I grew up in Memphis. My hands have always been busy making music, building and restoring homes. I made my way to Portland in 2006. After completing the interior restoration of my new home, I wondered what I could do with all of the tools and machines I had accumulated in the basement shop.
A good friend, past bandmate and the finest woodworker I know, Jason Brooks (Minor Lee Woodworks) planted the seed of working in production. With limited space in the basement, it made sense to shoot for something small. Mandolins came to mind. I had always wondered what it took to make such small instruments keep up with the volume of my archtop banjo. Jason supplied me with a slab of maple for the first test instrument. A trip to visit Bruce Harvie of Orcas Island Tonewoods would supply me with material and some critical knowledge for the next ten instruments.
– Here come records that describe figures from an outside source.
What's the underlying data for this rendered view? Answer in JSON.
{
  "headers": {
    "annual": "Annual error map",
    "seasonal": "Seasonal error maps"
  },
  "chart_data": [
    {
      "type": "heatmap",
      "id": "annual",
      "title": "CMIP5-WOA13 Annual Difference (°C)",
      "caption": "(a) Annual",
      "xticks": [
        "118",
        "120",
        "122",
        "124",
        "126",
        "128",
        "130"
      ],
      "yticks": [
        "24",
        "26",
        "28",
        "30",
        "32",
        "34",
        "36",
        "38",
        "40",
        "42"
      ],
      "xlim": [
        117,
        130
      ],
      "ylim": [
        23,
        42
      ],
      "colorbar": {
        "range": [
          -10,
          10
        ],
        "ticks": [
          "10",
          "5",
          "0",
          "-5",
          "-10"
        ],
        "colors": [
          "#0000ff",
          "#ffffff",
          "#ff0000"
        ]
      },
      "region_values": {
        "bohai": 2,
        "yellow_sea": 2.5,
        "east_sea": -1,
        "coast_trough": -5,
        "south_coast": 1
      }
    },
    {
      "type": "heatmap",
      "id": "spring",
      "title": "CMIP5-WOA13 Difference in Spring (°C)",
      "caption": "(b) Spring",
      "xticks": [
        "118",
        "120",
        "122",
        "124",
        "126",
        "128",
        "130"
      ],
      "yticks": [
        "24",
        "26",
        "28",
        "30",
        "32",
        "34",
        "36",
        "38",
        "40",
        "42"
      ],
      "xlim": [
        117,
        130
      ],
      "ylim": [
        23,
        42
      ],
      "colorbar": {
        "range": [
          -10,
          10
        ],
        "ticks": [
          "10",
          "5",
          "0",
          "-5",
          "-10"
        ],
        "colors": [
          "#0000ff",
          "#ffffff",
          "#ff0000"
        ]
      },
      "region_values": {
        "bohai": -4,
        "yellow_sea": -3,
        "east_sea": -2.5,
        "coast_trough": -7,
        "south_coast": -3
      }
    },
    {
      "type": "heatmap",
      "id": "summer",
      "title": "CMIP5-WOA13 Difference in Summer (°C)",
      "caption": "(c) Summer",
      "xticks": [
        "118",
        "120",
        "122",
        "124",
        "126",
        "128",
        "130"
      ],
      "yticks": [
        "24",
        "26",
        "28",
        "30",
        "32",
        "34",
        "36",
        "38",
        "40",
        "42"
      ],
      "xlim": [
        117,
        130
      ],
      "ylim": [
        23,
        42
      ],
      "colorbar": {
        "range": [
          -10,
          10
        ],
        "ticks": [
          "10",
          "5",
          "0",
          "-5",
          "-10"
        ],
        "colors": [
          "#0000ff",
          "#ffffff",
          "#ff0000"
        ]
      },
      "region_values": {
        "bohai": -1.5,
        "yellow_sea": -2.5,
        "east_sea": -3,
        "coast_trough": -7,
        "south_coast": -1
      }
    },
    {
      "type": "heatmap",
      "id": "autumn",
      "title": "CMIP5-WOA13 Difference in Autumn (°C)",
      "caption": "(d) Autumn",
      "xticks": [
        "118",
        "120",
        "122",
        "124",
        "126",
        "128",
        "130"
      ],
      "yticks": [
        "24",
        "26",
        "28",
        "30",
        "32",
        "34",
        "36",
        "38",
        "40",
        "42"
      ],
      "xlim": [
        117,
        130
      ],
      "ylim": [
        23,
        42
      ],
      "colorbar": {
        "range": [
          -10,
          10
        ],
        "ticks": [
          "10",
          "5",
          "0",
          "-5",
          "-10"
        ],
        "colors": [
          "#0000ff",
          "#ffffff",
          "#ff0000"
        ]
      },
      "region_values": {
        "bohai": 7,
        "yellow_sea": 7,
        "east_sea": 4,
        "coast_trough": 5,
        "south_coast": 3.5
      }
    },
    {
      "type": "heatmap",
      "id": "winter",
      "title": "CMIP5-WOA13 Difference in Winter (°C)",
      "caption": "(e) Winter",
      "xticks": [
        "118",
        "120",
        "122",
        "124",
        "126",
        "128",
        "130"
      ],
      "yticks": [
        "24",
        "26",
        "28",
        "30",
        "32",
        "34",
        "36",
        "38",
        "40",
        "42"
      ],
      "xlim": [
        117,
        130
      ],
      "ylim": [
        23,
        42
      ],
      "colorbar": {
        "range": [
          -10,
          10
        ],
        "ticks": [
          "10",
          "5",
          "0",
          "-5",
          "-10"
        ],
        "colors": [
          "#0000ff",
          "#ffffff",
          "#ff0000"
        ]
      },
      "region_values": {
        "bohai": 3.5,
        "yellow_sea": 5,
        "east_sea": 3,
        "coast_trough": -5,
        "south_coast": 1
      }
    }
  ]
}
At that time, I owned a nice Crafters of Tennessee A5 mandolin. I had been eyeing some F5's, but with the banjo as my primary instrument, I couldn't justify that purchase. It made sense to me to start with the F5. Baptism by fire & why not?
After spending most of a year reading, swapping out tools and making jigs and fixtures, I started the process. I'm very pleased with what has happened, so far! Much more to come!
I'm now alternating between F5's and A5's with each batch. After 26 F5's I decided to take it a little easy on myself. I'm still doing 5 F5's per batch and I'm feeling good about my change to 8 A5's per batch. My list has grown quite a bit recently. I'm booked out about two years at this point. For now I'm cutting off orders. I will be selling some down the road through Greg Boyd's House of Fine Instruments in Missoula, MT, and possibly through another shop out east (more to come on that one). I'll keep the site up to date as I figure out what I'll be doing.
Before March 2020, I welcomed shop visits. These days, I'm not really doing that very much. If it does happen, I'll have the exhaust fan in the shop on full blast, and ask that you wear a mask, please.